Curiosity and Open Mindedness

"Hold your ball up near your ear" "Take the ball straight up from the ball carriage" "Take big steps on your drop backs". These coaching points have been handed down from generation to generation and all three are false. None of them are biomechanically sound. The only reason I figured this out was because I was obsessively curious at understanding the first principles of playing quarterback. My advice to all players is to question the intent behind what you are doing. This can range from schematics, to mechanics, to weightlifting to nutrition. Be curious about finding the experts in each field, and be open minded to change when the evidence for doing so is compelling. My continued presence in the league is a result of finding experts who explained the first principles of an efficient throw and the quickest ways to retool my motion accordingly.

Growth Mindset

Carol Dweck, a professor of psychology at Stanford, created the growth mindset framework and its best explained with this picture.

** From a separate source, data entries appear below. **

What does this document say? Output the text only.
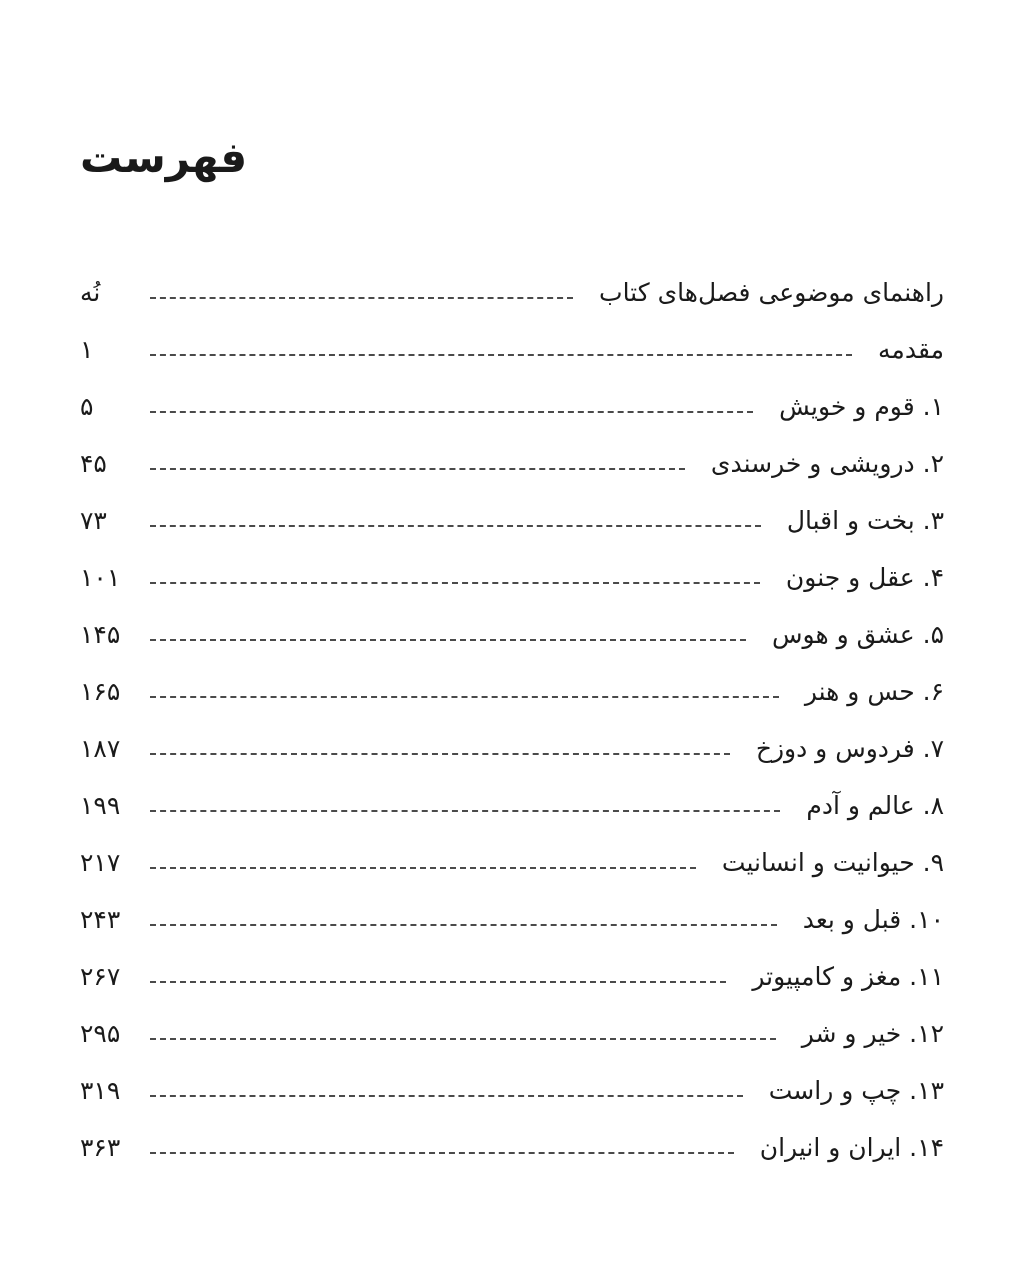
فهرست
راهنمای موضوعی فصل‌های کتاب
نُه
مقدمه
۱
۱. قوم و خویش
۵
۲. درویشی و خرسندی
۴۵
۳. بخت و اقبال
۷۳
۴. عقل و جنون
۱۰۱
۵. عشق و هوس
۱۴۵
۶. حس و هنر
۱۶۵
۷. فردوس و دوزخ
۱۸۷
۸. عالم و آدم
۱۹۹
۹. حیوانیت و انسانیت
۲۱۷
۱۰. قبل و بعد
۲۴۳
۱۱. مغز و کامپیوتر
۲۶۷
۱۲. خیر و شر
۲۹۵
۱۳. چپ و راست
۳۱۹
۱۴. ایران و انیران
۳۶۳
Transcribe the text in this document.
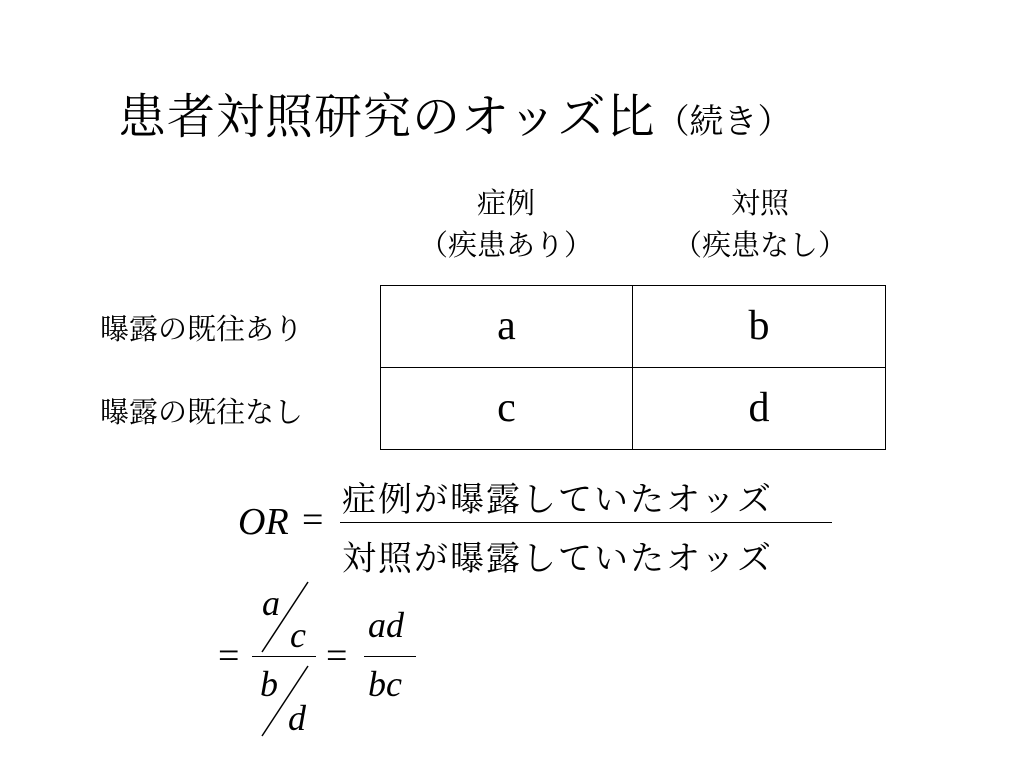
患者対照研究のオッズ比（続き）
症例
（疾患あり）
対照
（疾患なし）
曝露の既往あり
曝露の既往なし
a	b
c	d
OR = 症例が曝露していたオッズ
対照が曝露していたオッズ
=
a
c
b
d
=
ad
bc
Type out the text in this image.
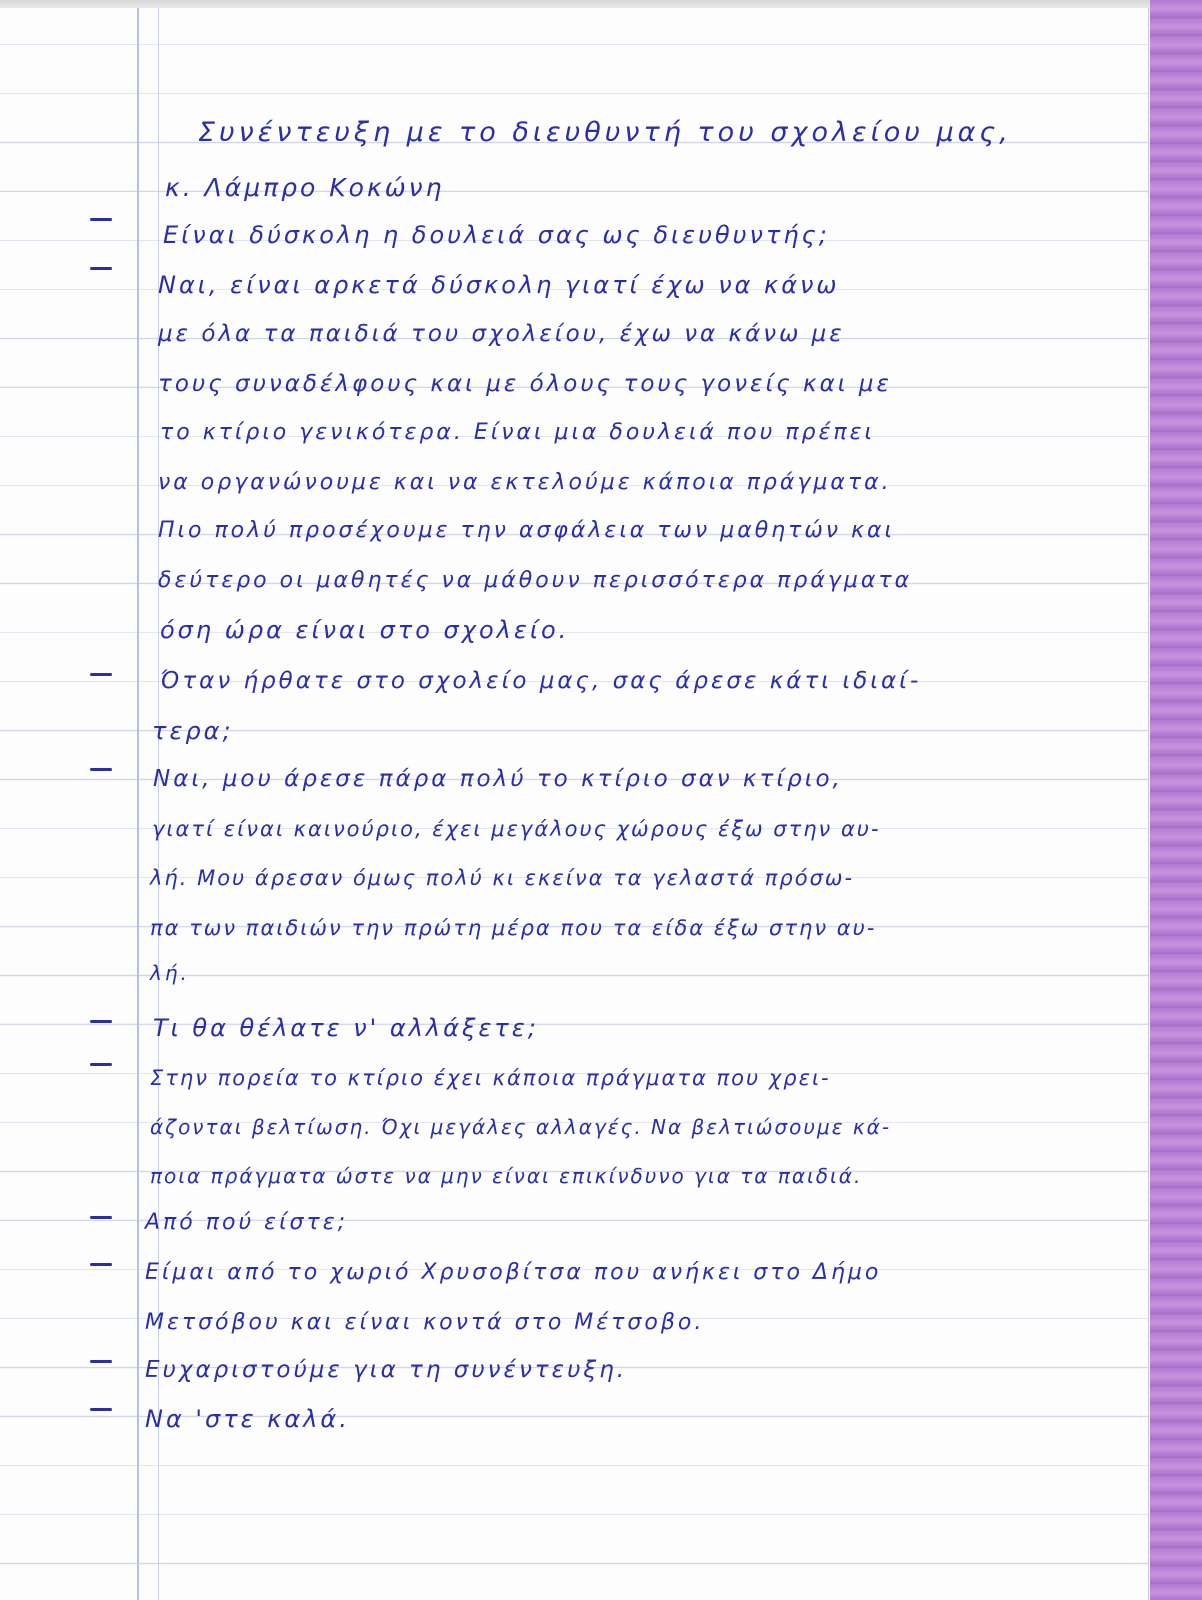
Συνέντευξη με το διευθυντή του σχολείου μας,
κ. Λάμπρο Κοκώνη
Είναι δύσκολη η δουλειά σας ως διευθυντής;
Ναι, είναι αρκετά δύσκολη γιατί έχω να κάνω
με όλα τα παιδιά του σχολείου, έχω να κάνω με
τους συναδέλφους και με όλους τους γονείς και με
το κτίριο γενικότερα. Είναι μια δουλειά που πρέπει
να οργανώνουμε και να εκτελούμε κάποια πράγματα.
Πιο πολύ προσέχουμε την ασφάλεια των μαθητών και
δεύτερο οι μαθητές να μάθουν περισσότερα πράγματα
όση ώρα είναι στο σχολείο.
Όταν ήρθατε στο σχολείο μας, σας άρεσε κάτι ιδιαί-
τερα;
Ναι, μου άρεσε πάρα πολύ το κτίριο σαν κτίριο,
γιατί είναι καινούριο, έχει μεγάλους χώρους έξω στην αυ-
λή. Μου άρεσαν όμως πολύ κι εκείνα τα γελαστά πρόσω-
πα των παιδιών την πρώτη μέρα που τα είδα έξω στην αυ-
λή.
Τι θα θέλατε ν' αλλάξετε;
Στην πορεία το κτίριο έχει κάποια πράγματα που χρει-
άζονται βελτίωση. Όχι μεγάλες αλλαγές. Να βελτιώσουμε κά-
ποια πράγματα ώστε να μην είναι επικίνδυνο για τα παιδιά.
Από πού είστε;
Είμαι από το χωριό Χρυσοβίτσα που ανήκει στο Δήμο
Μετσόβου και είναι κοντά στο Μέτσοβο.
Ευχαριστούμε για τη συνέντευξη.
Να 'στε καλά.
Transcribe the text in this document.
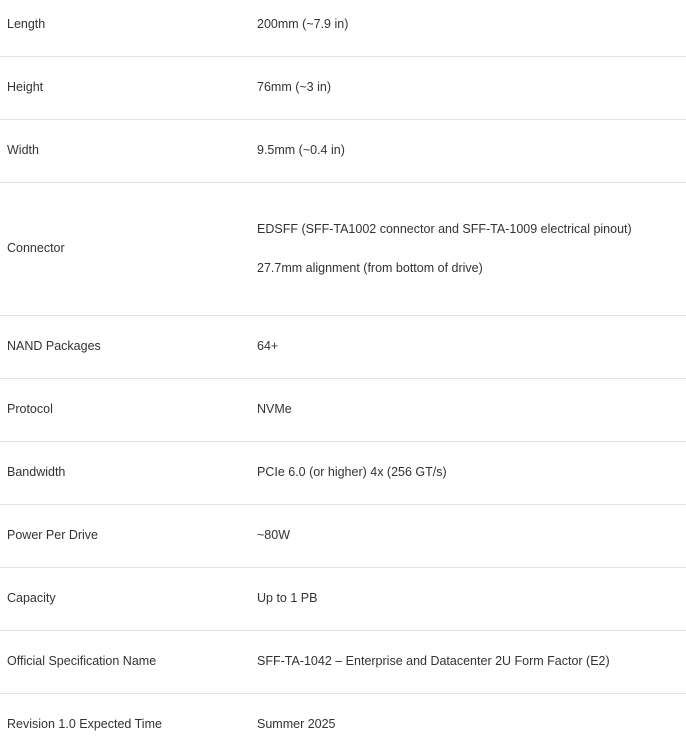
Length	200mm (~7.9 in)

Height	76mm (~3 in)

Width	9.5mm (~0.4 in)

Connector	EDSFF (SFF-TA1002 connector and SFF-TA-1009 electrical pinout)
27.7mm alignment (from bottom of drive)

NAND Packages	64+

Protocol	NVMe

Bandwidth	PCIe 6.0 (or higher) 4x (256 GT/s)

Power Per Drive	~80W

Capacity	Up to 1 PB

Official Specification Name	SFF-TA-1042 – Enterprise and Datacenter 2U Form Factor (E2)

Revision 1.0 Expected Time	Summer 2025
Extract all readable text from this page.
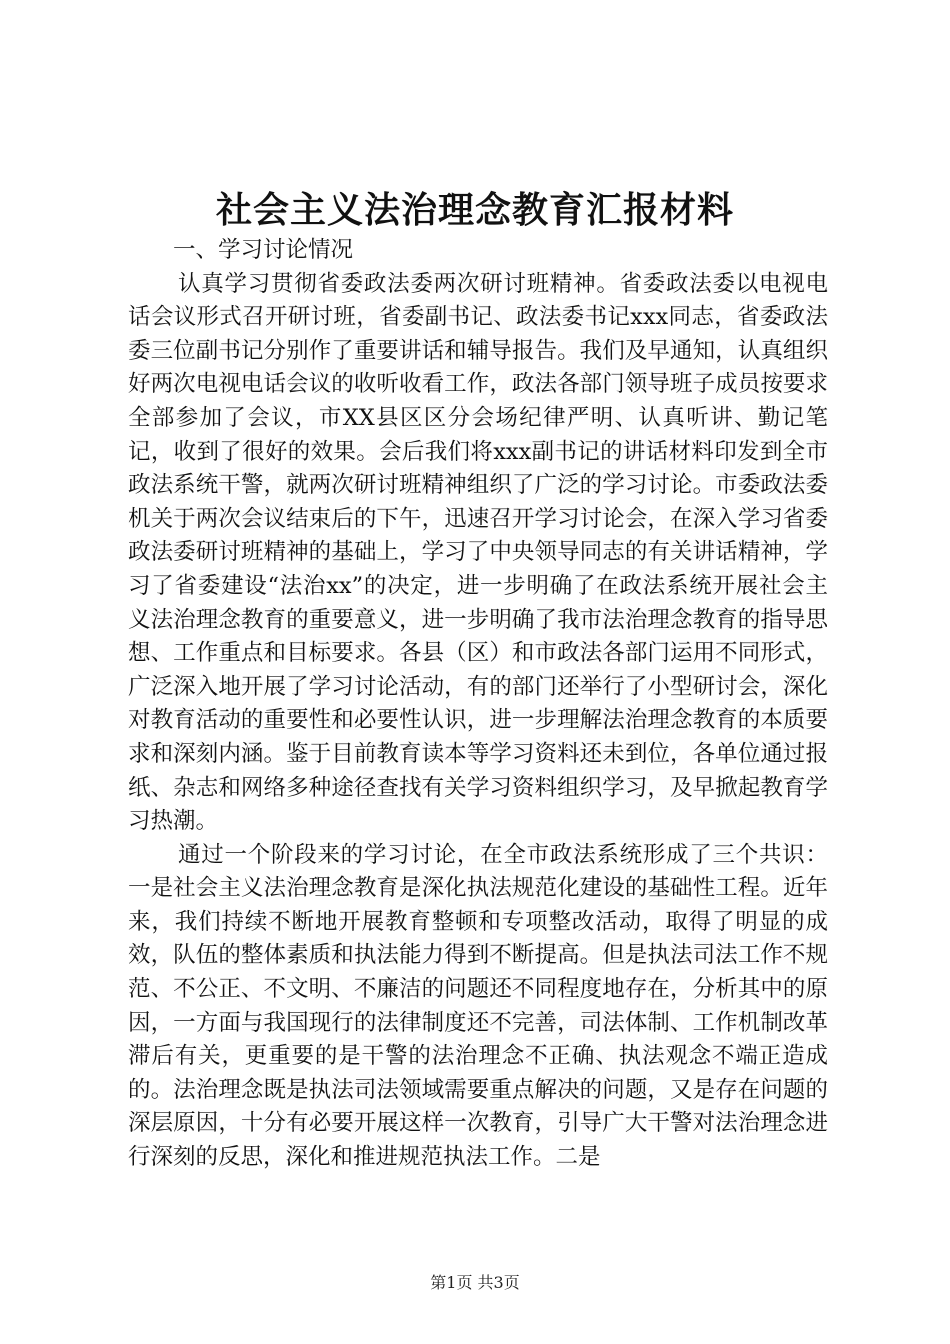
社会主义法治理念教育汇报材料

一、学习讨论情况

认真学习贯彻省委政法委两次研讨班精神。省委政法委以电视电话会议形式召开研讨班，省委副书记、政法委书记xxx同志，省委政法委三位副书记分别作了重要讲话和辅导报告。我们及早通知，认真组织好两次电视电话会议的收听收看工作，政法各部门领导班子成员按要求全部参加了会议，市XX县区区分会场纪律严明、认真听讲、勤记笔记，收到了很好的效果。会后我们将xxx副书记的讲话材料印发到全市政法系统干警，就两次研讨班精神组织了广泛的学习讨论。市委政法委机关于两次会议结束后的下午，迅速召开学习讨论会，在深入学习省委政法委研讨班精神的基础上，学习了中央领导同志的有关讲话精神，学习了省委建设“法治xx”的决定，进一步明确了在政法系统开展社会主义法治理念教育的重要意义，进一步明确了我市法治理念教育的指导思想、工作重点和目标要求。各县（区）和市政法各部门运用不同形式，广泛深入地开展了学习讨论活动，有的部门还举行了小型研讨会，深化对教育活动的重要性和必要性认识，进一步理解法治理念教育的本质要求和深刻内涵。鉴于目前教育读本等学习资料还未到位，各单位通过报纸、杂志和网络多种途径查找有关学习资料组织学习，及早掀起教育学习热潮。

通过一个阶段来的学习讨论，在全市政法系统形成了三个共识：一是社会主义法治理念教育是深化执法规范化建设的基础性工程。近年来，我们持续不断地开展教育整顿和专项整改活动，取得了明显的成效，队伍的整体素质和执法能力得到不断提高。但是执法司法工作不规范、不公正、不文明、不廉洁的问题还不同程度地存在，分析其中的原因，一方面与我国现行的法律制度还不完善，司法体制、工作机制改革滞后有关，更重要的是干警的法治理念不正确、执法观念不端正造成的。法治理念既是执法司法领域需要重点解决的问题，又是存在问题的深层原因，十分有必要开展这样一次教育，引导广大干警对法治理念进行深刻的反思，深化和推进规范执法工作。二是

第1页 共3页
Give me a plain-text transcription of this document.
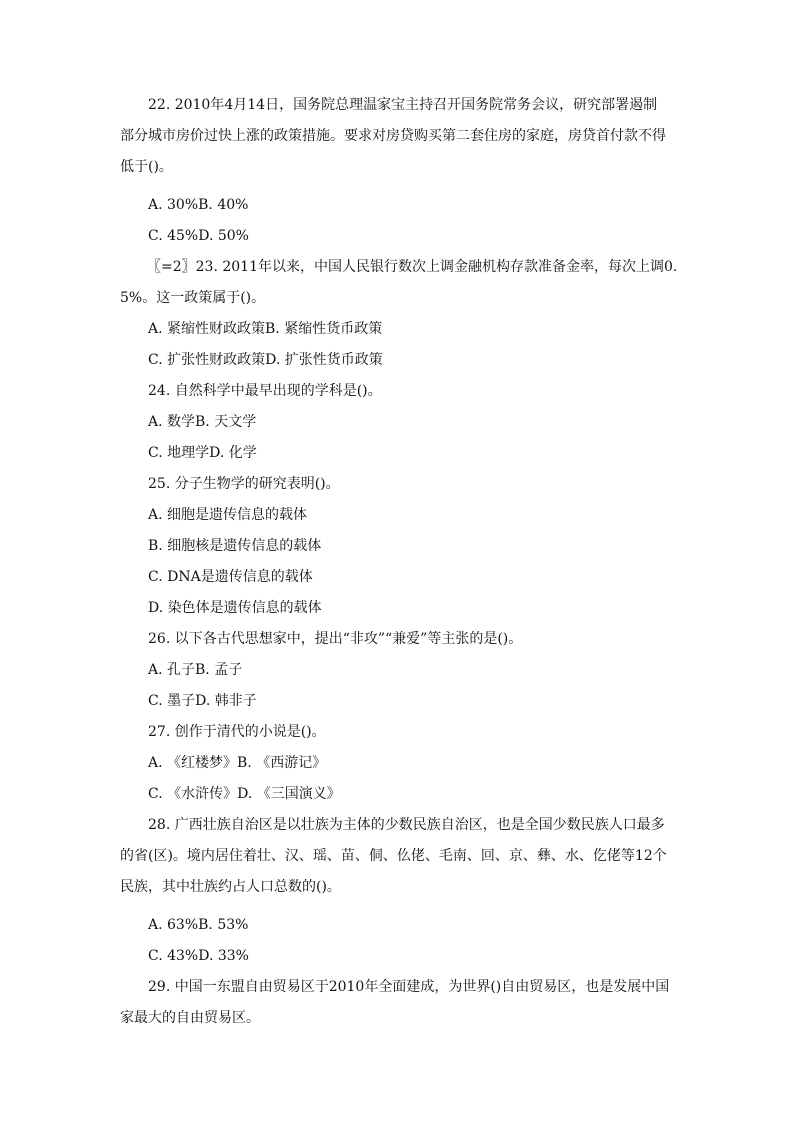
22. 2010年4月14日，国务院总理温家宝主持召开国务院常务会议，研究部署遏制
部分城市房价过快上涨的政策措施。要求对房贷购买第二套住房的家庭，房贷首付款不得
低于()。
A. 30%B. 40%
C. 45%D. 50%
〖=2〗23. 2011年以来，中国人民银行数次上调金融机构存款准备金率，每次上调0.
5%。这一政策属于()。
A. 紧缩性财政政策B. 紧缩性货币政策
C. 扩张性财政政策D. 扩张性货币政策
24. 自然科学中最早出现的学科是()。
A. 数学B. 天文学
C. 地理学D. 化学
25. 分子生物学的研究表明()。
A. 细胞是遗传信息的载体
B. 细胞核是遗传信息的载体
C. DNA是遗传信息的载体
D. 染色体是遗传信息的载体
26. 以下各古代思想家中，提出“非攻”“兼爱”等主张的是()。
A. 孔子B. 孟子
C. 墨子D. 韩非子
27. 创作于清代的小说是()。
A. 《红楼梦》B. 《西游记》
C. 《水浒传》D. 《三国演义》
28. 广西壮族自治区是以壮族为主体的少数民族自治区，也是全国少数民族人口最多
的省(区)。境内居住着壮、汉、瑶、苗、侗、仫佬、毛南、回、京、彝、水、仡佬等12个
民族，其中壮族约占人口总数的()。
A. 63%B. 53%
C. 43%D. 33%
29. 中国一东盟自由贸易区于2010年全面建成，为世界()自由贸易区，也是发展中国
家最大的自由贸易区。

This mindset is how I operate, and it kept me focused on 1% improvements, day in and day out. I firmly believe in this, and it's applicable to all facets of your life from your job, to your interactions with family, to learning something new. This got me out of bed the morning after the draft, to throw, to lift and to keep pushing.

Hedge your Bets

Whatever your longshot plan is... from high school starter to making it in the NFL... hedge your bets and have a backup plan. For me, that was a job in New York, that kindly gave me a deferral to pursue the NFL. For others, your fallback may be your education, starting a business, running a charity, and so on. The hedge gives you two things:

  1. Freedom from tying your personal identity solely to football. It is inevitable that football will end, that your body will give out, and that you will no longer be hailed for your play. It's critical to have another interest to expend energy into and ensure your entire identity is not only tied to who you are on the field.
  2. Freedom to cut it loose. By having a backup plan in tow, you feel better about the downside scenario and can play a touch more relaxed. Granted, I was a nervous wreck my first game but big picture, this has helped my psyche over the years.

Conclusion

In football and in life, the odds are often stacked against you. I have found that these three principles, in regards to my football career, have helped me hit blackjack when the dealer was showing a 20. I hope you find them useful too.